Canadian Society of Clinical Chemists
- Logo
- Abbreviation: CSCC
- Formation: 1956
- Type: Professional Association for clinical chemists
- Purpose: Providing leadership in the practice of clinical biochemistry and clinical laboratory medicine; establishing standards for diagnostic services.
- Headquarters: Kingston, Ontario, Canada
- Region served: Canada
- Official language: English; French;
- President: Ted Dunn
- Website: Official website

= Canadian Society of Clinical Chemists =

Non-profit scientific and professional society

The Canadian Society of Clinical Chemists (CSCC) is a nonprofit scientific society that represents clinical chemists (also known as clinical biochemists) in Canada. The organization aims to advance the practice of clinical chemistry in Canada through the promotion of importance in education, research, and practice, working at the international, national, provincial, and local levels.

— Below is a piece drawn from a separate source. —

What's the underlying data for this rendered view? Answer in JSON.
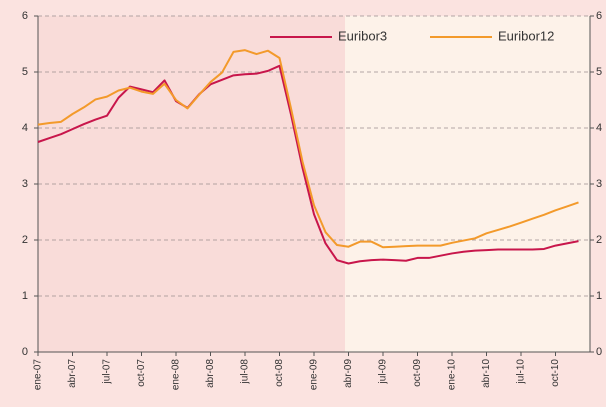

The CSCC is a full member of the International Federation of Clinical Chemistry and Laboratory Medicine (IFCC), which is associated with the International Union of Pure and Applied Chemistry (IUPAC).

== Background ==
In Canada, clinical chemists work as members of the medical laboratory management team, which consists of pathologists, laboratory managers, and senior technologists. They are primarily responsible for setting the standards of performance for the clinical biochemistry laboratory. The knowledge they acquired from post doctoral training programs is applied to maintain efficiency in the lab.

==History==
The founding meeting for the CSCC was held in Montreal, Quebec on October 17, 1956. Since that time, the membership has grown to several hundred clinical chemists. In 1986 the Canadian Academy of Clinical Biochemistry was established as the academic body of the CSCC to oversee training, certification, accreditation, and professional development of clinical chemists in Canada. A syllabus for post doctoral training in clinical biochemistry was developed and is maintained by the CACB as a guide to program directors and trainees. The CSCC holds an Annual Scientific Congress and Annual General Meeting. The 61st annual CSCC conference was held in San Diego, CA, USA from July 31-August 4, 2017 as a joint meeting with the AACC.

==Activities==
The CSCC monitors the quality of testing services and acts as technical experts to evaluate and select methods and instrumentation. They apply their clinical and technical knowledge to assist physicians in selecting and interpreting tests, as well as supporting the laboratory's research and teaching activities. The society also produces publications, including the scientific journal Clinical Biochemistry, a member newsletter CSCC News, and position papers on current issues such as cardiac troponin testing. Special interest groups have been developed to advance knowledge and produce solutions in Clinical Toxicology, Point-Of-Care Testing, Pediatric and Perinatal Biochemistry, Monoclonal Gammopathy, Autoverification of test results, and the Canadian Laboratory Initiative on Paediatric Reference Intervals - CALIPER.